A group of Chinese students who study at U.S. universities watch online live coverage of the U.S. presidential election at an apartment in Beijing on Nov. 4, 2020.
A group of Chinese students who study at U.S. universities watch online live coverage of the U.S. presidential election at an apartment in Beijing on Nov. 4, 2020.

Students from China and India comprise half of all international students in the U.S., propelled by increased wealth in those countries and drawn by potential employment in America, education and immigration experts told VOA.

“The ratios are due largely to external demographic, geopolitical, and economic factors,” said Rachel Banks, senior director of public policy and legislative strategy at NAFSA: Association of International Educators. “It is largely driven by who can afford the cost of studying in the United States, as international students are not eligible for federal financial aid.”

China’s economy has grown markedly since opening to international trade in the 1970s and now stands as the second largest with a growing and more affluent middle class that can afford a foreign education.

“Manufacturing growth in China has raised a lot of Chinese incomes,” said Gaurav Khanna, an assistant professor of economics at the University of California-San Diego. “Now they can afford to come to the U.S.”

Chinese students hold a memorial for the late Dr.
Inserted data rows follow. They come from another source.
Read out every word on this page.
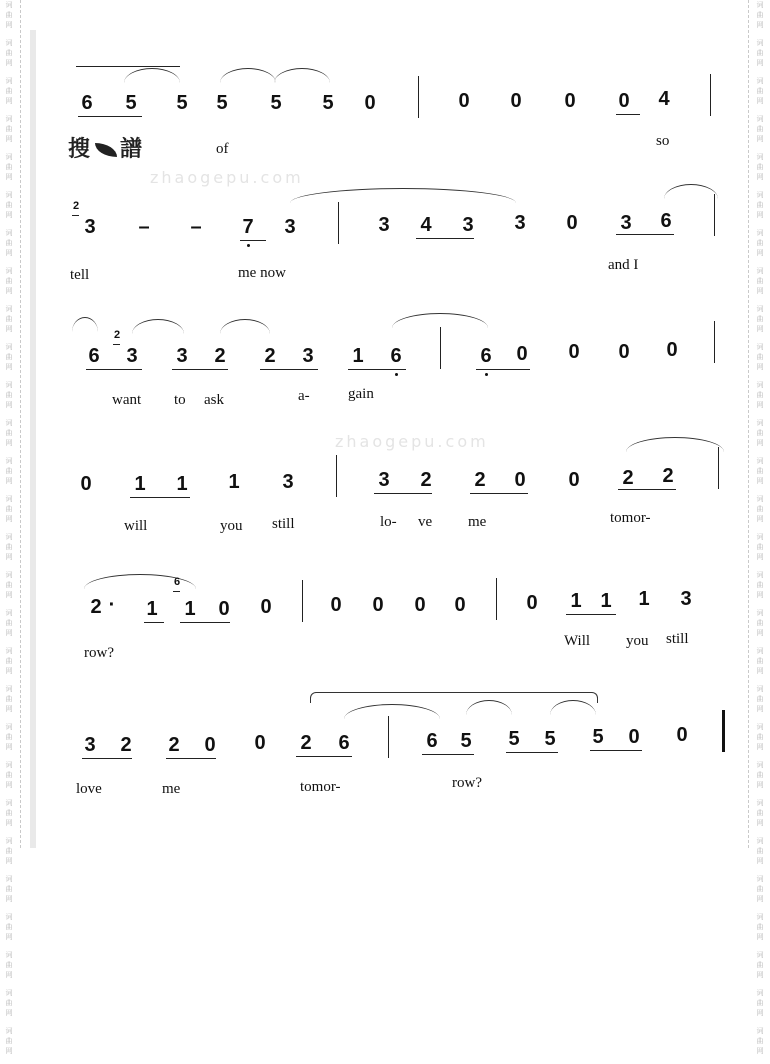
词
曲
网
词
曲
网
词
曲
网
词
曲
网
词
曲
网
词
曲
网
词
曲
网
词
曲
网
词
曲
网
词
曲
网
词
曲
网
词
曲
网
词
曲
网
词
曲
网
词
曲
网
词
曲
网
词
曲
网
词
曲
网
词
曲
网
词
曲
网
词
曲
网
词
曲
网
词
曲
网
词
曲
网
词
曲
网
词
曲
网
词
曲
网
词
曲
网
词
曲
网
词
曲
网
词
曲
网
词
曲
网
词
曲
网
词
曲
网
词
曲
网
词
曲
网
词
曲
网
词
曲
网
词
曲
网
词
曲
网
词
曲
网
词
曲
网
词
曲
网
词
曲
网
词
曲
网
词
曲
网
词
曲
网
词
曲
网
词
曲
网
词
曲
网
词
曲
网
词
曲
网
词
曲
网
词
曲
网
词
曲
网
词
曲
网
搜 譜
zhaogepu.com
zhaogepu.com
6 5 5 5 5 5 0	0 0 0 0 4
of	so
2
3 – – 7 3	3 4 3 3 0 3 6
tell	me now	and I
6
2
3 3 2 2 3 1 6	6 0 0 0 0
want to ask	a-	gain
0 1 1 1 3	3 2 2 0 0 2 2
will	you still	lo- ve me	tomor-
2 · 1
6
1 0 0	0 0 0 0	0 1 1 1 3
row?
Will you still
3 2 2 0 0 2 6	6 5 5 5 5 0 0
love	me	tomor-	row?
Li Wenliang - who was a whistleblower of COVID-19, that originated in Wuhan, China - outside the UCLA campus in Westwood, Calif. on Feb. 15, 2020.
Chinese students hold a memorial for the late Dr. Li Wenliang - who was a whistleblower of COVID-19, that originated in Wuhan, China - outside the UCLA campus in Westwood, Calif. on Feb. 15, 2020.

Chinese and Indian enrollment at U.S. colleges and universities swooped upward at the turn of the new century. In 2000, there were nearly 60,000 Chinese students in the U.S., and nearly 55,000 students from India. Student enrollment in U.S. schools from Japan and South Korea were not far behind.

By 2010, Chinese student enrollment had grown to almost 158,000 students in the U.S., with nearly 104,000 students from India, pulling far ahead of South Korea’s 73,000 students. Other nations sent even fewer.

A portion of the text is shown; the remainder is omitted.